Original Item: One-of-a-kind. Purchased directly from David F. Machnicki, the author of At Arm’s Length Trench Clubs and Knives (Vol. 1), where this very club is featured on both the cover and on page 42! Please note that the attached page image from the book is copyrighted material and the use of the page is done by permission of the author. A printed copy of the page will accompany the purchase of this club.
This example of a World War One German trench club has five sharp spikes equally cast about the surface on the egg-shaped iron head. The initials “FKG” and the number “202” were stamped into the head’s surface.

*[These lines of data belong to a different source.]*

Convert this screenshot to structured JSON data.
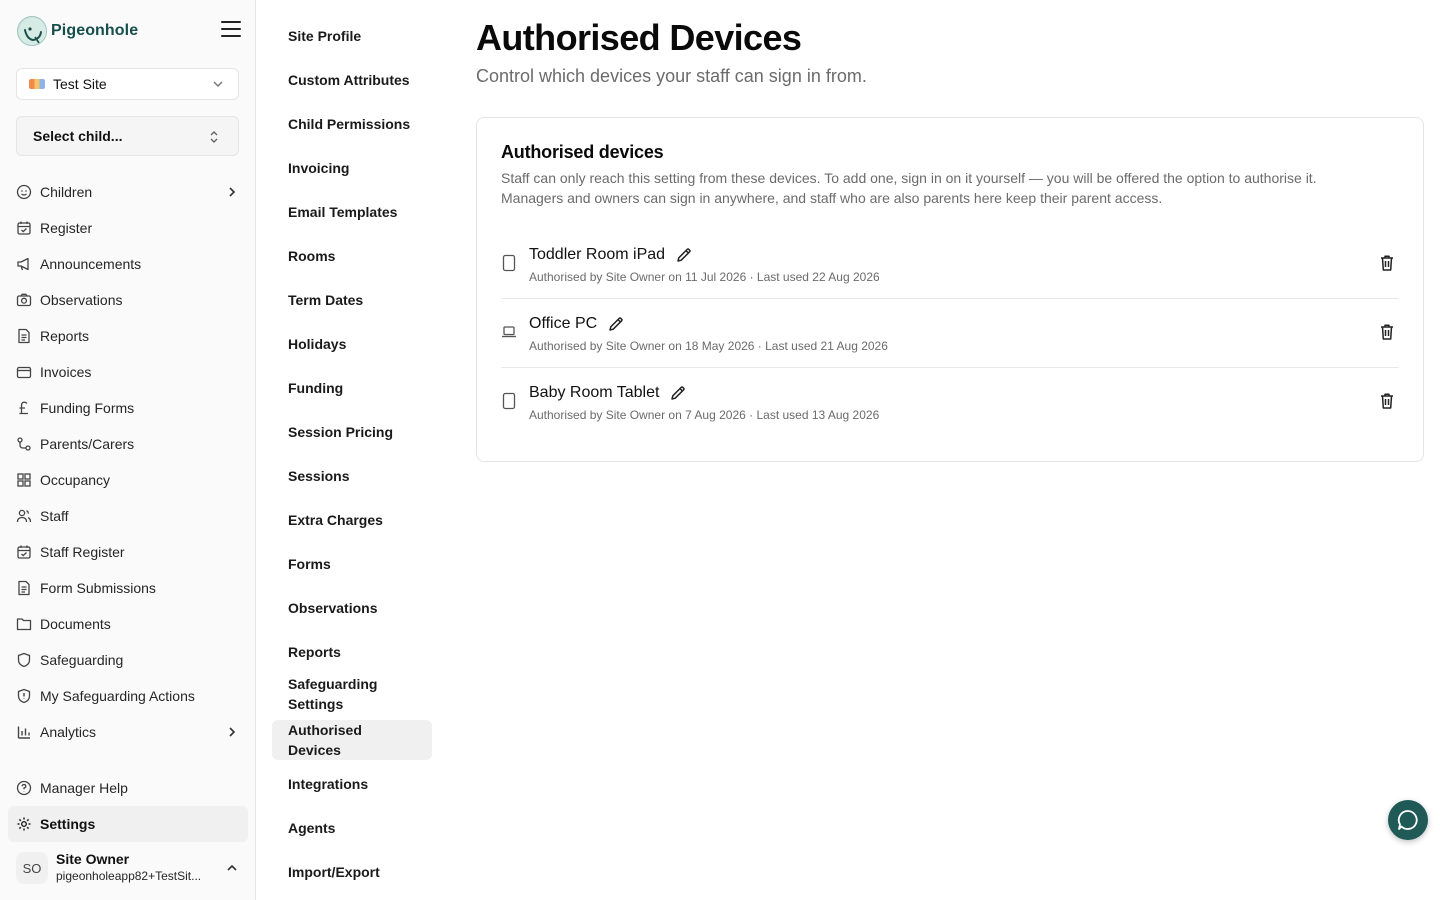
{
  "brand": {
    "name": "Pigeonhole"
  },
  "site_select": {
    "value": "Test Site"
  },
  "child_select": {
    "value": "Select child..."
  },
  "nav": {
    "items": [
      {
        "label": "Children",
        "icon": "child-face-icon",
        "has_arrow": true
      },
      {
        "label": "Register",
        "icon": "calendar-check-icon"
      },
      {
        "label": "Announcements",
        "icon": "megaphone-icon"
      },
      {
        "label": "Observations",
        "icon": "camera-icon"
      },
      {
        "label": "Reports",
        "icon": "file-text-icon"
      },
      {
        "label": "Invoices",
        "icon": "wallet-icon"
      },
      {
        "label": "Funding Forms",
        "icon": "pound-icon"
      },
      {
        "label": "Parents/Carers",
        "icon": "link-icon"
      },
      {
        "label": "Occupancy",
        "icon": "grid-icon"
      },
      {
        "label": "Staff",
        "icon": "users-icon"
      },
      {
        "label": "Staff Register",
        "icon": "calendar-check-icon"
      },
      {
        "label": "Form Submissions",
        "icon": "file-text-icon"
      },
      {
        "label": "Documents",
        "icon": "folder-icon"
      },
      {
        "label": "Safeguarding",
        "icon": "shield-icon"
      },
      {
        "label": "My Safeguarding Actions",
        "icon": "shield-alert-icon"
      },
      {
        "label": "Analytics",
        "icon": "bar-chart-icon",
        "has_arrow": true
      }
    ],
    "bottom": [
      {
        "label": "Manager Help",
        "icon": "help-circle-icon"
      },
      {
        "label": "Settings",
        "icon": "gear-icon",
        "active": true
      }
    ]
  },
  "user": {
    "initials": "SO",
    "name": "Site Owner",
    "email": "pigeonholeapp82+TestSit..."
  },
  "subnav": {
    "items": [
      "Site Profile",
      "Custom Attributes",
      "Child Permissions",
      "Invoicing",
      "Email Templates",
      "Rooms",
      "Term Dates",
      "Holidays",
      "Funding",
      "Session Pricing",
      "Sessions",
      "Extra Charges",
      "Forms",
      "Observations",
      "Reports",
      "Safeguarding Settings",
      "Authorised Devices",
      "Integrations",
      "Agents",
      "Import/Export"
    ],
    "active": "Authorised Devices"
  },
  "page": {
    "title": "Authorised Devices",
    "subtitle": "Control which devices your staff can sign in from."
  },
  "card": {
    "title": "Authorised devices",
    "description": "Staff can only reach this setting from these devices. To add one, sign in on it yourself — you will be offered the option to authorise it. Managers and owners can sign in anywhere, and staff who are also parents here keep their parent access."
  },
  "devices": [
    {
      "name": "Toddler Room iPad",
      "type": "tablet",
      "icon": "tablet-icon",
      "meta": "Authorised by Site Owner on 11 Jul 2026 · Last used 22 Aug 2026"
    },
    {
      "name": "Office PC",
      "type": "laptop",
      "icon": "laptop-icon",
      "meta": "Authorised by Site Owner on 18 May 2026 · Last used 21 Aug 2026"
    },
    {
      "name": "Baby Room Tablet",
      "type": "tablet",
      "icon": "tablet-icon",
      "meta": "Authorised by Site Owner on 7 Aug 2026 · Last used 13 Aug 2026"
    }
  ],
  "colors": {
    "brand": "#164e4b",
    "chat_fab": "#1f5a57",
    "muted_text": "#6b6b6b",
    "active_bg": "#f0f0f0"
  }
}
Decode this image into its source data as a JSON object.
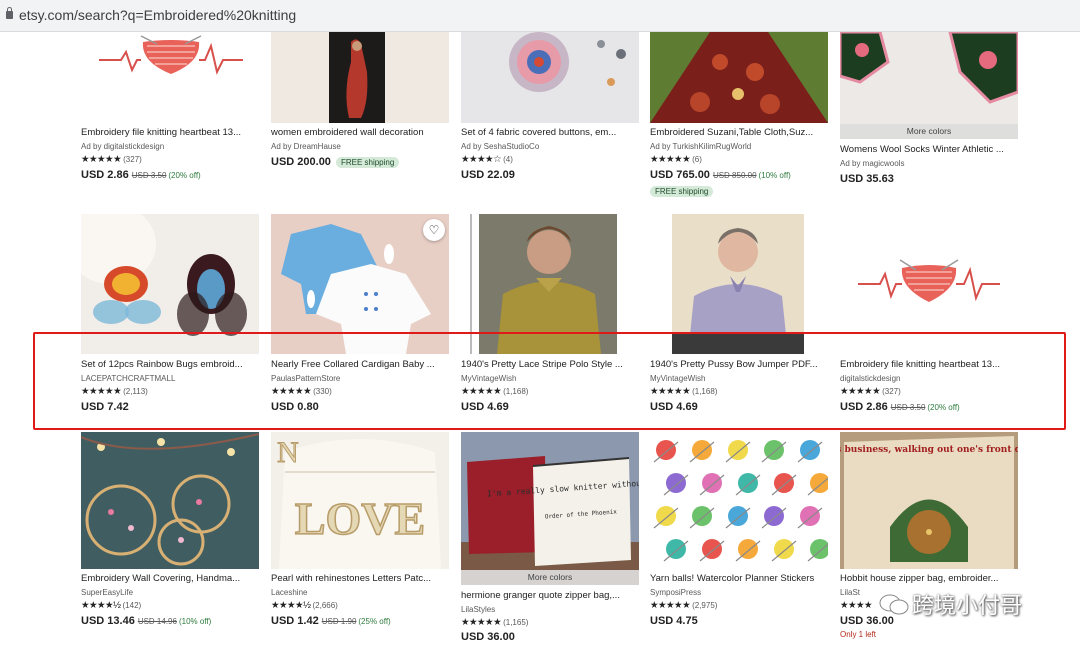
{
  "browser": {
    "url": "etsy.com/search?q=Embroidered%20knitting"
  },
  "rows": [
    [
      {
        "title": "Embroidery file knitting heartbeat 13...",
        "shop": "Ad by digitalstickdesign",
        "stars": "★★★★★",
        "reviews": "(327)",
        "price": "USD 2.86",
        "orig": "USD 3.50",
        "off": "(20% off)"
      },
      {
        "title": "women embroidered wall decoration",
        "shop": "Ad by DreamHause",
        "price": "USD 200.00",
        "badge": "FREE shipping"
      },
      {
        "title": "Set of 4 fabric covered buttons, em...",
        "shop": "Ad by SeshaStudioCo",
        "stars": "★★★★☆",
        "reviews": "(4)",
        "price": "USD 22.09"
      },
      {
        "title": "Embroidered Suzani,Table Cloth,Suz...",
        "shop": "Ad by TurkishKilimRugWorld",
        "stars": "★★★★★",
        "reviews": "(6)",
        "price": "USD 765.00",
        "orig": "USD 850.00",
        "off": "(10% off)",
        "badge_line": "FREE shipping"
      },
      {
        "title": "Womens Wool Socks Winter Athletic ...",
        "shop": "Ad by magicwools",
        "price": "USD 35.63",
        "more": "More colors"
      }
    ],
    [
      {
        "title": "Set of 12pcs Rainbow Bugs embroid...",
        "shop": "LACEPATCHCRAFTMALL",
        "stars": "★★★★★",
        "reviews": "(2,113)",
        "price": "USD 7.42"
      },
      {
        "title": "Nearly Free Collared Cardigan Baby ...",
        "shop": "PaulasPatternStore",
        "stars": "★★★★★",
        "reviews": "(330)",
        "price": "USD 0.80"
      },
      {
        "title": "1940's Pretty Lace Stripe Polo Style ...",
        "shop": "MyVintageWish",
        "stars": "★★★★★",
        "reviews": "(1,168)",
        "price": "USD 4.69"
      },
      {
        "title": "1940's Pretty Pussy Bow Jumper PDF...",
        "shop": "MyVintageWish",
        "stars": "★★★★★",
        "reviews": "(1,168)",
        "price": "USD 4.69"
      },
      {
        "title": "Embroidery file knitting heartbeat 13...",
        "shop": "digitalstickdesign",
        "stars": "★★★★★",
        "reviews": "(327)",
        "price": "USD 2.86",
        "orig": "USD 3.50",
        "off": "(20% off)"
      }
    ],
    [
      {
        "title": "Embroidery Wall Covering, Handma...",
        "shop": "SuperEasyLife",
        "stars": "★★★★½",
        "reviews": "(142)",
        "price": "USD 13.46",
        "orig": "USD 14.96",
        "off": "(10% off)"
      },
      {
        "title": "Pearl with rehinestones Letters Patc...",
        "shop": "Laceshine",
        "stars": "★★★★½",
        "reviews": "(2,666)",
        "price": "USD 1.42",
        "orig": "USD 1.90",
        "off": "(25% off)"
      },
      {
        "title": "hermione granger quote zipper bag,...",
        "shop": "LilaStyles",
        "stars": "★★★★★",
        "reviews": "(1,165)",
        "price": "USD 36.00",
        "more": "More colors"
      },
      {
        "title": "Yarn balls! Watercolor Planner Stickers",
        "shop": "SymposiPress",
        "stars": "★★★★★",
        "reviews": "(2,975)",
        "price": "USD 4.75"
      },
      {
        "title": "Hobbit house zipper bag, embroider...",
        "shop": "LilaSt",
        "stars": "★★★★",
        "reviews": "",
        "price": "USD 36.00",
        "extra": "Only 1 left"
      }
    ]
  ],
  "image_text": {
    "bag1_text": "I'm a really slow knitter without magic",
    "bag2_text": "It's a dangerous business, walking out one's front door.",
    "bag1_sub": "Order of the Phoenix",
    "love_text": "LOVE"
  },
  "watermark": {
    "text": "跨境小付哥"
  },
  "colors": {
    "highlight": "#e01919",
    "free_bg": "#d4e9d7",
    "discount": "#2f7d3f"
  }
}
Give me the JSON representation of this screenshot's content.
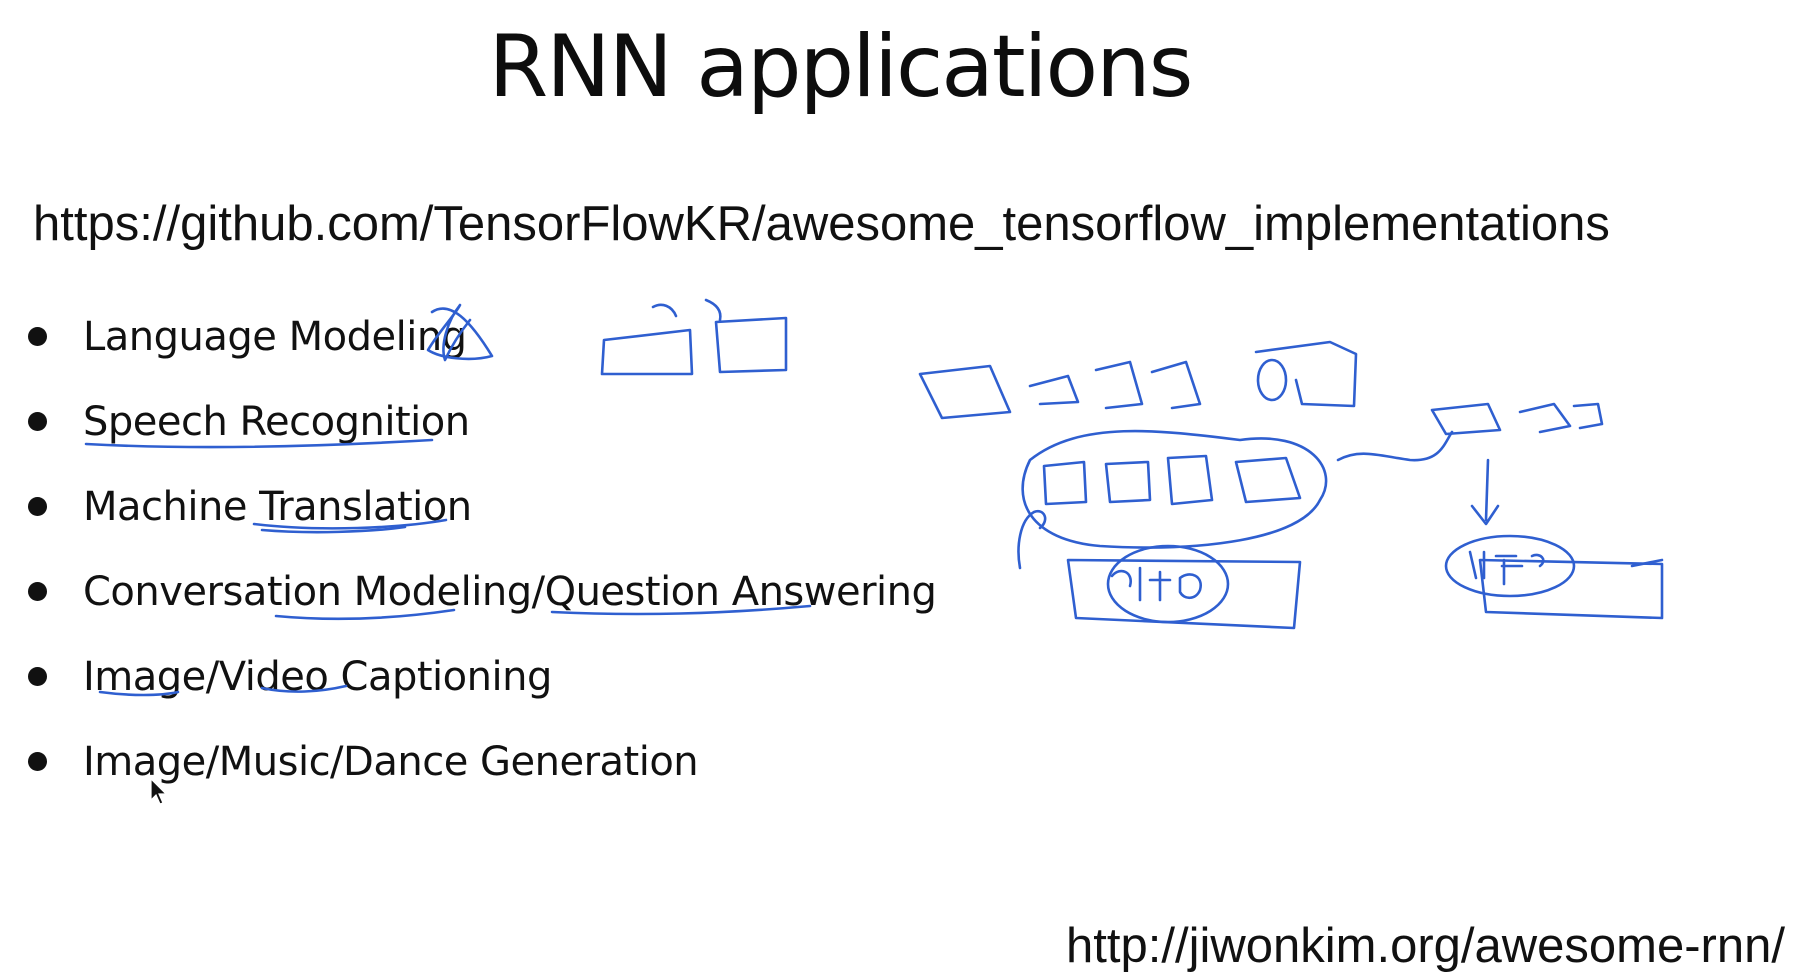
{
  "slide": {
    "title": "RNN applications",
    "repo_url": "https://github.com/TensorFlowKR/awesome_tensorflow_implementations",
    "bullets": [
      "Language Modeling",
      "Speech Recognition",
      "Machine Translation",
      "Conversation Modeling/Question Answering",
      "Image/Video Captioning",
      "Image/Music/Dance Generation"
    ],
    "footer_url": "http://jiwonkim.org/awesome-rnn/"
  },
  "colors": {
    "background": "#ffffff",
    "text": "#111111",
    "annotation_ink": "#2f5fd0"
  },
  "icons": {
    "cursor": "mouse-pointer-icon"
  }
}
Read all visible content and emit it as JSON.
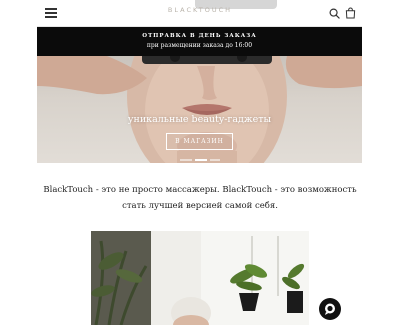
{
  "header": {
    "logo_text": "BLACKTOUCH",
    "icons": [
      "menu-icon",
      "search-icon",
      "cart-icon"
    ]
  },
  "announcement": {
    "line1": "ОТПРАВКА В ДЕНЬ ЗАКАЗА",
    "line2": "при размещении заказа до 16:00"
  },
  "hero": {
    "caption": "уникальные beauty-гаджеты",
    "button_label": "В МАГАЗИН",
    "slides_count": 3,
    "active_slide": 2
  },
  "intro": {
    "text": "BlackTouch - это не просто массажеры. BlackTouch - это возможность стать лучшей версией самой себя."
  },
  "chat": {
    "icon": "chat-bubble-icon"
  },
  "colors": {
    "background": "#ffffff",
    "announcement_bg": "#0b0b0b",
    "accent_text": "#1a1a1a"
  }
}
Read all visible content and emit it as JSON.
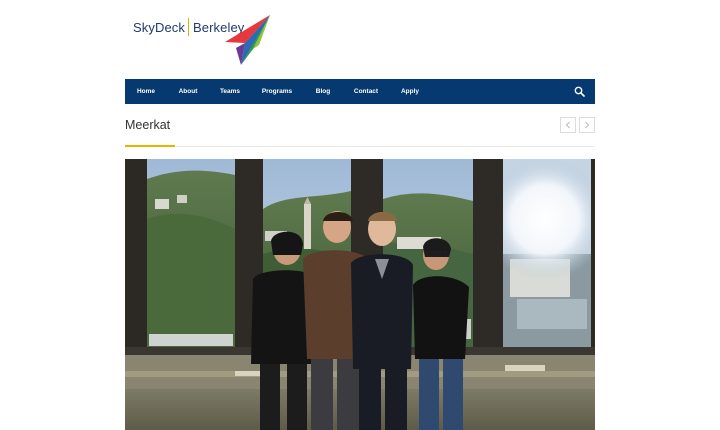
{
  "logo": {
    "brand_left": "SkyDeck",
    "brand_right": "Berkeley"
  },
  "nav": {
    "items": [
      {
        "label": "Home"
      },
      {
        "label": "About"
      },
      {
        "label": "Teams"
      },
      {
        "label": "Programs"
      },
      {
        "label": "Blog"
      },
      {
        "label": "Contact"
      },
      {
        "label": "Apply"
      }
    ],
    "search_icon": "search-icon"
  },
  "page": {
    "title": "Meerkat"
  },
  "pager": {
    "prev_icon": "chevron-left-icon",
    "next_icon": "chevron-right-icon"
  },
  "colors": {
    "nav_bg": "#063970",
    "accent": "#e8b400",
    "brand_text": "#1f3a6e"
  },
  "photo": {
    "subject": "team-photo"
  }
}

Friedrich Kottenhoff Gevelsberg was a known manufacturer of weapons, which included edged weapons (i.c.Faschinenmesser), during World War One. The “202” maybe a lot or run number. There is a 6.0 mm thick eyelet attached through the base of the iron head designed to articulate with its 13.5 mm diameter spring handle. The handle’s flexible steel spring is embedded approximately 110 mm into the wasp-waist wood grip. Its grip has 12 regularly spaced, 1.5-millimeter deep grooves turned about its circumference. Located near the bottom of the pommel is a 12-millimeter wide groove for its leather Lanyard with its single rivet. A 41 mm long cone-shaped steel ferrule (with a 22 mm upper diameter and a 28 mm lower diameter) was attached to the top of the grip by a twelve-millimeter diameter rivet. This ferrule was designed to minimize the chances of splitting the wood when the dub was used as a weapon. The head of the pommel is flat. Note: Other examples for this model of club exist, which bear the manufacturer’s mark on the pommel and or the leather lanyard. There is no record of a Kriegsministerieller Erlass (War Ministry Order) for the manufacture and distribution of this type of club. Further research is required.
Total length: 461 mm
Head dimensions 74 x 59 x 59 mm
Grip diameter: 29 mm
Pommel diameter: 35 mm
Lanyard: leather
Terminal spike: 13 x 11 x 11 mm
Spring dimensions: 228 x 13.5 x 13.5 mm Mass 540 grams
Other: (4 points) 15 x 11 x 11 mm
Trench raiding clubs were homemade melee weapons used by both the Allies and the Central Powers during World War I. Clubs were used during nighttime trench raiding expeditions as a quiet and effective way of killing or wounding enemy soldiers. The clubs were usually made out of wood. It was common practice to fix a metal object at the striking end (e.g. an empty Mills bomb) in order to maximize the injury inflicted. Another common design comprised a simple stave with the end drilled out and a lead weight inserted, with rows of large hobnails hammered in around its circumference. Most designs had some form of cord or leather strap at the end to wrap around the user’s wrist. Bosnian soldiers serving in the Austro-Hungarian army were fond of using maces. They were also used by officers to finish enemy soldiers wounded by poison gas attacks.
Trench clubs were manufactured in bulk by units based behind the lines. Typically, regimental carpenters and metal workers would make large numbers of the same design of club. They were generally used along with other “quiet” weapons such as trench knives, entrenching tools, bayonets, hatchets and pickaxe handles – backed up with revolvers and hand grenades.